In 1955, Art Rupe signed two solo singers to his Los Angeles-based Specialty Records. One was Macon, Georgia native Little Richard, whose first recordings had been for RCA Victor in 1951 and '52. The other was Ernest Kador of New Orleans, former member of The Blue Diamonds, a group with one single on Savoy to its credit. Sessions for both artists were held on the same day. Each had a clean slate; one or the other, or both, or neither, might score a top-selling hit. Little Richard won out with the screamin', shoutin' "Tutti-Frutti," not merely a hit song but one of a handful of recordings key to rock and roll's ascendance into the mainstream. Kador's single, "Do, Baby Do," had its own kind of frenetic energy but wasn't successful. After about six years, Ernie made up for lost time in a big way.

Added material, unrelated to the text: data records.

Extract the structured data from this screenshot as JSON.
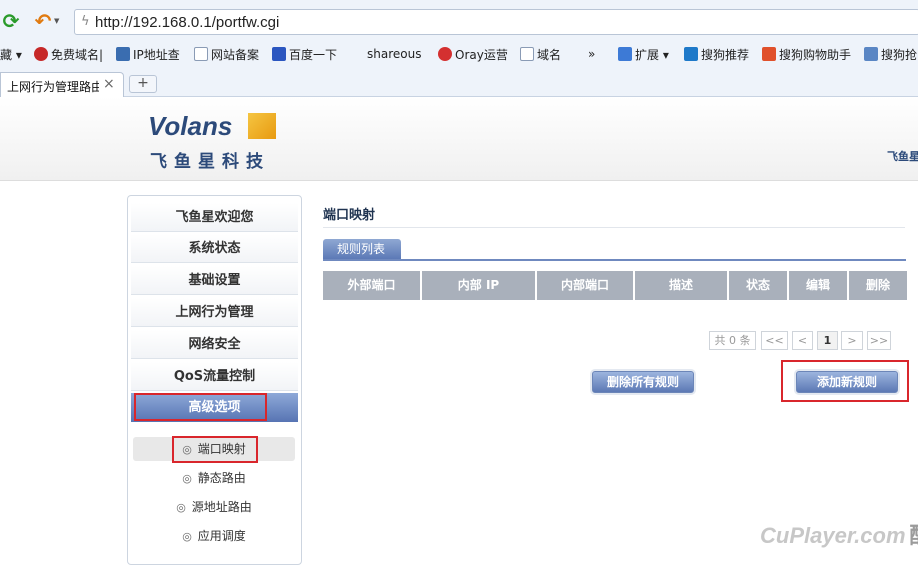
{
  "browser": {
    "url": "http://192.168.0.1/portfw.cgi",
    "bookmarks": [
      {
        "label": "藏 ▾",
        "icon": "bookmark-icon"
      },
      {
        "label": "免费域名|",
        "icon": "oray-icon"
      },
      {
        "label": "IP地址查",
        "icon": "ip-icon"
      },
      {
        "label": "网站备案",
        "icon": "page-icon"
      },
      {
        "label": "百度一下",
        "icon": "baidu-icon"
      },
      {
        "label": "shareous",
        "icon": ""
      },
      {
        "label": "Oray运营",
        "icon": "oray-icon"
      },
      {
        "label": "域名",
        "icon": "page-icon"
      },
      {
        "label": "»",
        "icon": ""
      },
      {
        "label": "扩展 ▾",
        "icon": "grid-icon"
      },
      {
        "label": "搜狗推荐",
        "icon": "search-icon"
      },
      {
        "label": "搜狗购物助手",
        "icon": "shop-icon"
      },
      {
        "label": "搜狗抢",
        "icon": "window-icon"
      }
    ],
    "tab": {
      "label": "上网行为管理路由",
      "close": "×"
    },
    "newtab": "+"
  },
  "header": {
    "logo_word": "Volans",
    "logo_cn": "飞鱼星科技",
    "right_text": "飞鱼星"
  },
  "sidebar": {
    "items": [
      {
        "label": "飞鱼星欢迎您"
      },
      {
        "label": "系统状态"
      },
      {
        "label": "基础设置"
      },
      {
        "label": "上网行为管理"
      },
      {
        "label": "网络安全"
      },
      {
        "label": "QoS流量控制"
      },
      {
        "label": "高级选项"
      }
    ],
    "sub_items": [
      {
        "label": "端口映射"
      },
      {
        "label": "静态路由"
      },
      {
        "label": "源地址路由"
      },
      {
        "label": "应用调度"
      }
    ],
    "bullet": "◎"
  },
  "main": {
    "title": "端口映射",
    "tab_label": "规则列表",
    "columns": [
      "外部端口",
      "内部 IP",
      "内部端口",
      "描述",
      "状态",
      "编辑",
      "删除"
    ],
    "pager": {
      "total": "共 0 条",
      "first": "<<",
      "prev": "<",
      "current": "1",
      "next": ">",
      "last": ">>"
    },
    "delete_all_label": "删除所有规则",
    "add_label": "添加新规则"
  },
  "watermark": {
    "latin": "CuPlayer.com",
    "cn": "酷播"
  },
  "colors": {
    "accent": "#5c79b6",
    "highlight": "#d9262c",
    "header_gray": "#a9b0bb"
  }
}
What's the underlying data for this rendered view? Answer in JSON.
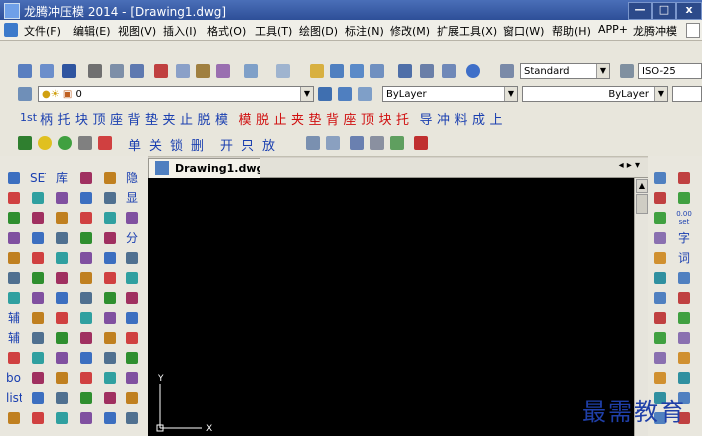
{
  "window": {
    "title": "龙腾冲压模 2014 - [Drawing1.dwg]",
    "min_label": "—",
    "max_label": "□",
    "close_label": "x"
  },
  "menu": {
    "items": [
      "文件(F)",
      "编辑(E)",
      "视图(V)",
      "插入(I)",
      "格式(O)",
      "工具(T)",
      "绘图(D)",
      "标注(N)",
      "修改(M)",
      "扩展工具(X)",
      "窗口(W)",
      "帮助(H)",
      "APP+",
      "龙腾冲模"
    ]
  },
  "toolbar_standard": {
    "text_style": "Standard",
    "dim_style": "ISO-25"
  },
  "layers": {
    "current_layer": "0",
    "color": "ByLayer",
    "linetype": "ByLayer"
  },
  "mold_toolbar": {
    "lead": "1st",
    "items": [
      "柄",
      "托",
      "块",
      "顶",
      "座",
      "背",
      "垫",
      "夹",
      "止",
      "脱",
      "模",
      "模",
      "脱",
      "止",
      "夹",
      "垫",
      "背",
      "座",
      "顶",
      "块",
      "托",
      "导",
      "冲",
      "料",
      "成",
      "上"
    ]
  },
  "toolbar_row4": {
    "items": [
      "单",
      "关",
      "锁",
      "删",
      "开",
      "只",
      "放"
    ]
  },
  "left_palette": {
    "col2": [
      "SET"
    ],
    "col3": [
      "库"
    ],
    "col6": [
      "隐",
      "显",
      "分"
    ],
    "col1_text": [
      "辅",
      "辅",
      "bom",
      "list"
    ]
  },
  "right_palette": {
    "col2": [
      "字",
      "词"
    ],
    "label_set": "0.00 set"
  },
  "document_tab": {
    "label": "Drawing1.dwg",
    "nav": "◂ ▸ ▾"
  },
  "ucs": {
    "y_label": "Y",
    "x_label": "X"
  },
  "watermark": "最需教育",
  "colors": {
    "title_bar": "#2e4f98",
    "canvas": "#000000",
    "mold_red": "#d01010",
    "mold_blue": "#1a3fb0",
    "watermark": "#1f3fa8"
  }
}
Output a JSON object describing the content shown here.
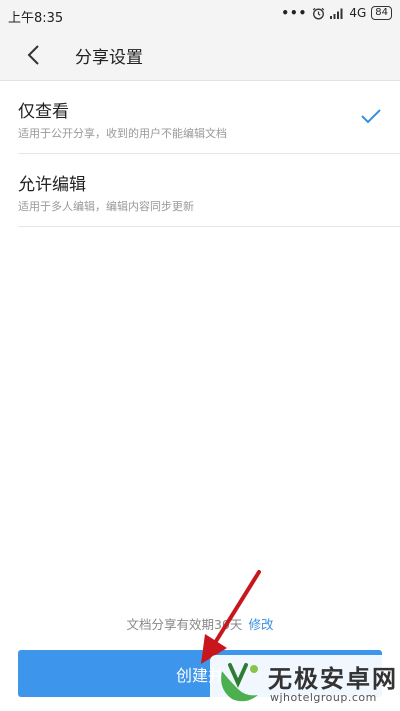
{
  "status_bar": {
    "time": "上午8:35",
    "dots": "•••",
    "network": "4G",
    "battery": "84"
  },
  "header": {
    "title": "分享设置"
  },
  "options": [
    {
      "label": "仅查看",
      "description": "适用于公开分享，收到的用户不能编辑文档",
      "selected": true
    },
    {
      "label": "允许编辑",
      "description": "适用于多人编辑，编辑内容同步更新",
      "selected": false
    }
  ],
  "footer": {
    "note": "文档分享有效期30天",
    "modify_label": "修改"
  },
  "create_button": {
    "label": "创建并"
  },
  "watermark": {
    "title": "无极安卓网",
    "url": "wjhotelgroup.com"
  },
  "colors": {
    "accent": "#3d95ec",
    "arrow": "#c8161d"
  }
}
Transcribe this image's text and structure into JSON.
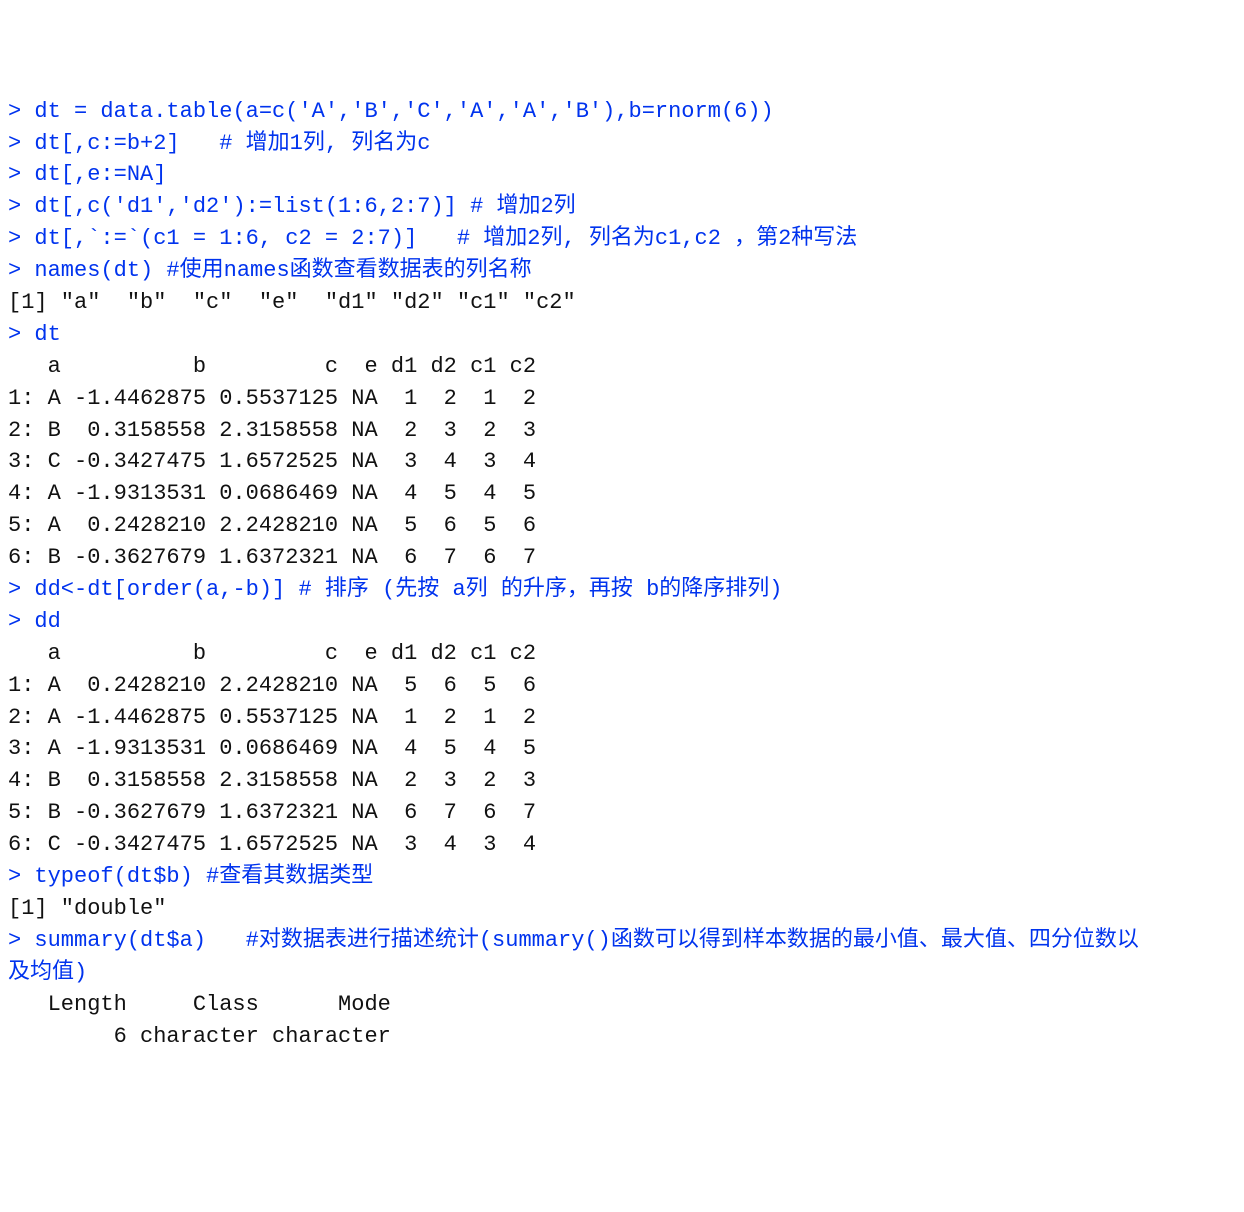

Though his father was a minister, Ernie's was a broken home. Born in 1936, his formative years were spent in the Crescent City under his aunt's guardianship and by his teens he had performed with a few local gospel groups. At 16 he went to live with his mother in Chicago and sang for a brief time with various bands in nightclubs, a tricky prospect considering his age. On returning to New Orleans in 1954, he became a member of the Blue Diamonds, performing at local spots like the Dew Drop Cafe on Lasalle Street and the Club Tijuana. He sang lead on the group's only single, "Honey Baby," which was much too similar to Lloyd Price's major hit "Lawdy Miss Clawdy" and failed to generate interest.

Larry McKinley, a popular disc jockey at WYLD in New Orleans, became his manager a few years later. The two, with Reynald Richard, wrote "My Love For You," a ballad, and the midtempo "Tuff-Enuff," recorded with Lee Allen's band in '59 and credited to the purposely misspelled Ernie Kado on Ember, a Herald Records subsidiary that counted saxophonist Allen among its roster. Then McKinley started Minit Records with Joe Banashak, a label that grew to be one of Louisiana's best outlets for local talent. Deejays had trouble pronouncing Kador/Kado, so Banashak suggested Ernie spell his last name phonetically. Strange as it seems, Ernie K-Doe became the singer's permanent name.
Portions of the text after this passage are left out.